DUET · Layer 3 — SparseDispatcher

§1 在父层中的位置

Linear_extractor_cluster.forward() 在计算完稀疏门控矩阵 gates 后，立刻构造 SparseDispatcher(num_experts, gates) 并调用其三个方法：

python

dispatcher = SparseDispatcher(self.num_experts, gates)
expert_inputs = dispatcher.dispatch(x_norm)          # 分发
gates_per_expert = dispatcher.expert_to_gates()      # 取门控（供专家用，此代码中实际未使用）
expert_outputs = [self.experts[i](expert_inputs[i]) for i in range(self.num_experts)]
y = dispatcher.combine(expert_outputs)               # 聚合

§2 I/O 接口定义

方法	参数	返回
`__init__(num_experts, gates)`	`gates (B*N, E)` 稀疏矩阵	预计算索引，无返回
`dispatch(inp)`	`inp (B*N, L, 1)`	`list[E]`，第 i 项 shape `(n_i, L, 1)`
`combine(expert_out)`	`list[E]`，第 i 项 shape `(n_i, d_model, 1)`	`(B*N, d_model, 1)`
`expert_to_gates()`	—	`list[E]`，第 i 项 shape `(n_i, 1)`

全局 toy 参数下：B*N=21, E=6, k=1, L=16, d_model=8。
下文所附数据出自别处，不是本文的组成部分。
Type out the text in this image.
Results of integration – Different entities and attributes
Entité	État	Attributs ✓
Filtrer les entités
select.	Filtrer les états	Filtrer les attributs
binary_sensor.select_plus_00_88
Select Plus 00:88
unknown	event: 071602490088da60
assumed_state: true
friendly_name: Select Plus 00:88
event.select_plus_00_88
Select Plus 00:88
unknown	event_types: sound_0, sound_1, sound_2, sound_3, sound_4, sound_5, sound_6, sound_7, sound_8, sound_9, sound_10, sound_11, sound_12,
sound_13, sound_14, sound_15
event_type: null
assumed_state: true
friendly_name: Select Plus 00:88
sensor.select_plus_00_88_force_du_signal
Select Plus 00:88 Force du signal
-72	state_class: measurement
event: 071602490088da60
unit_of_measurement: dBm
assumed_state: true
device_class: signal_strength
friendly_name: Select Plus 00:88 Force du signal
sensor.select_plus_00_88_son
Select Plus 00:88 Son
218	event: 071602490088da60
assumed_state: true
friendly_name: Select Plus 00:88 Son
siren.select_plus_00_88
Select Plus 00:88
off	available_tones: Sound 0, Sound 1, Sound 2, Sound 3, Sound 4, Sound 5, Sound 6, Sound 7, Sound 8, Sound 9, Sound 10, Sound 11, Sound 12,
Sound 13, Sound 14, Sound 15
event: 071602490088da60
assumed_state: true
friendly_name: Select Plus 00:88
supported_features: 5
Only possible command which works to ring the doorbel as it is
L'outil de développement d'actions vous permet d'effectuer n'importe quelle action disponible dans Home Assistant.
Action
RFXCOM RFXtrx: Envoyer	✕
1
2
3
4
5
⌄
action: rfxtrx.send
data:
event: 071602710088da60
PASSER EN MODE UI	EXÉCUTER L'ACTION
每个样本恰好路由到 1 个专家， $\sum_{i} n_{i} = 21$ 。

§3 顺序图（具体层）

§4 语义分组图（索引层）

§5 逐步骤精读

§5.0 完整原始代码

python

class SparseDispatcher(object):

    def __init__(self, num_experts, gates):
        self._gates = gates
        self._num_experts = num_experts
        sorted_experts, index_sorted_experts = torch.nonzero(gates).sort(0)
        _, self._expert_index = sorted_experts.split(1, dim=1)
        self._batch_index = torch.nonzero(gates)[index_sorted_experts[:, 1], 0]
        self._part_sizes = (gates > 0).sum(0).tolist()
        gates_exp = gates[self._batch_index.flatten()]
        self._nonzero_gates = torch.gather(gates_exp, 1, self._expert_index)

    def dispatch(self, inp):
        inp_exp = inp[self._batch_index].squeeze(1)
        return torch.split(inp_exp, self._part_sizes, dim=0)

    def combine(self, expert_out, multiply_by_gates=True):
        # apply exp to expert outputs, so we are not longer in log space
        stitched = torch.cat(expert_out, 0)
        if multiply_by_gates:
            # stitched = stitched.mul(self._nonzero_gates)
            stitched = torch.einsum("i...,ij->i...", stitched, self._nonzero_gates)
        shape = list(expert_out[-1].shape)
        shape[0] = self._gates.size(0)
        zeros = torch.zeros(*shape, requires_grad=True, device=stitched.device)
        combined = zeros.index_add(0, self._batch_index, stitched.float())
        return combined

    def expert_to_gates(self):
        return torch.split(self._nonzero_gates, self._part_sizes, dim=0)

⚠️ 两处遗留注释

combine 开头注释 # apply exp to expert outputs, so we are not longer in log space — 这是从原始 T2T 代码遗留的错误注释，当前实现并不做 exp 运算。
被注释掉的 stitched = stitched.mul(self._nonzero_gates) 是旧写法（仅适用于 1D 输出），被 einsum 泛化版本替代。两行都是无效代码，不影响运行。

§5.1 宏观逻辑

一句话目标：把稀疏门控矩阵的"谁去哪个专家、权重多少"信息预计算成三个索引（_batch_index / _part_sizes / _nonzero_gates），让 dispatch 和 combine 各只做一次高效批量操作，而不是循环 B*N 次。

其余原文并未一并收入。